Beyoncé is also tired. You can see it fan from the corners of her eyes, in soft paths that roll to her temples. You sit with Beyoncé, and sympathy gathers around you like fog.
Beyoncé says words and sentences. She wrote them for herself, with minimal consultation. They are mostly shaped from vowels. In the balcony at the back of Beyoncé’s larynx, under the piano bench’s seat, you find the lisp she has hidden there for years. You smile. You gently put it back because you know she will need it again someday, sooner than she thinks.
Just before Beyoncé is no longer so happy to see you, you glance out the window. You notice a tree branch scraping against the twilight rubbed over the sun. When you get up, you do not remember to say goodbye because being the first to do things is what Beyoncé does. And no matter who you are, you are not Beyoncé.
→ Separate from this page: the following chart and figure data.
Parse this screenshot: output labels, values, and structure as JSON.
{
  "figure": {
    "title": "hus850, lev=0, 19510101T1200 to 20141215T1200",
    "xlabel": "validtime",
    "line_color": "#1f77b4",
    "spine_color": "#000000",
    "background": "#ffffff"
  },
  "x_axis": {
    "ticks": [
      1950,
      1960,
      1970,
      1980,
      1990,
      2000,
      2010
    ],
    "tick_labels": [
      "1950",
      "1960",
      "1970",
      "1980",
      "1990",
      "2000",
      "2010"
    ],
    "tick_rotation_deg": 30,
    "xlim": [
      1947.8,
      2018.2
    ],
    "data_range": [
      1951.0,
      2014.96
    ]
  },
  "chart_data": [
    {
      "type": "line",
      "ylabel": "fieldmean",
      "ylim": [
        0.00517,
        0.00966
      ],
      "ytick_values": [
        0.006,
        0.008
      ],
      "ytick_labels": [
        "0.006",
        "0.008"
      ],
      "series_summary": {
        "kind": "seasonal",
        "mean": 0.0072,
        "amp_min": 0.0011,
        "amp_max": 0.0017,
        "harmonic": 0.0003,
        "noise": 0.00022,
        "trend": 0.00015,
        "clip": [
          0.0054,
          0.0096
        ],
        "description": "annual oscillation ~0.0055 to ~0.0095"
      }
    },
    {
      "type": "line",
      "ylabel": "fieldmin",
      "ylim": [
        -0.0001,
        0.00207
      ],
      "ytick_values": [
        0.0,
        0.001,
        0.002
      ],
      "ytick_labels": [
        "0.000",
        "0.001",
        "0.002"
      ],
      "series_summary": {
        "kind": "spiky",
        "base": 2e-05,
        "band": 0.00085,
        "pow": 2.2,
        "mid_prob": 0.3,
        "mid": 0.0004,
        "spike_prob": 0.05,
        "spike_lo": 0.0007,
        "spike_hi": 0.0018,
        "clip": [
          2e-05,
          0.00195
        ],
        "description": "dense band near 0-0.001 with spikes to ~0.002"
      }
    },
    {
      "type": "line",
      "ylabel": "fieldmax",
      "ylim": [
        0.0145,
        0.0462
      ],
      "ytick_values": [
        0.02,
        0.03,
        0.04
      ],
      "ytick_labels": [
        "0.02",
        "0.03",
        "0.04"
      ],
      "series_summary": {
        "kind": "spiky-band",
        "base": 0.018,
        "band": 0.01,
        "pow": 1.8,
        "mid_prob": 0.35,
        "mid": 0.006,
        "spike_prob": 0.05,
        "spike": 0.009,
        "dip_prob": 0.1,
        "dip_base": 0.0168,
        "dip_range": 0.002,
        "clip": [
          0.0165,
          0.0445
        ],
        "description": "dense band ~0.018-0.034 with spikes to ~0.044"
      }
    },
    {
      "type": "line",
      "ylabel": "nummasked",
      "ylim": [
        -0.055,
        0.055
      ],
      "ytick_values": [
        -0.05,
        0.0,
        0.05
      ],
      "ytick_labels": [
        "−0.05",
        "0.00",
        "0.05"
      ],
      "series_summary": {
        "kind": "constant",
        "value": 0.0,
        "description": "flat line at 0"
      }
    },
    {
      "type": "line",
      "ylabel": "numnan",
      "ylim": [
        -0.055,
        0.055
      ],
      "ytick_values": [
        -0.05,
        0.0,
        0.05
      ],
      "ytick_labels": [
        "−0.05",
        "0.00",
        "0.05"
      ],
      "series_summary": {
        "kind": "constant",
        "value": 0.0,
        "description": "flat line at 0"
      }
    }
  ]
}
You walk back down the street by yourself, you unlock the door by yourself. Even though twilight has been pressed into full dark, you close the curtains. You sit on your beige carpeted floor, and you open your wallet. You feel along its edges for the newsprint. You take out the picture of Diana Ross that is right behind the bills. You unfold the picture, and you flatten it against the beige carpeted floor. You run your fingers along the unfolded paths and you smell the ink and the dust and you dream. You don’t ever need to see Diana Ross. You just know.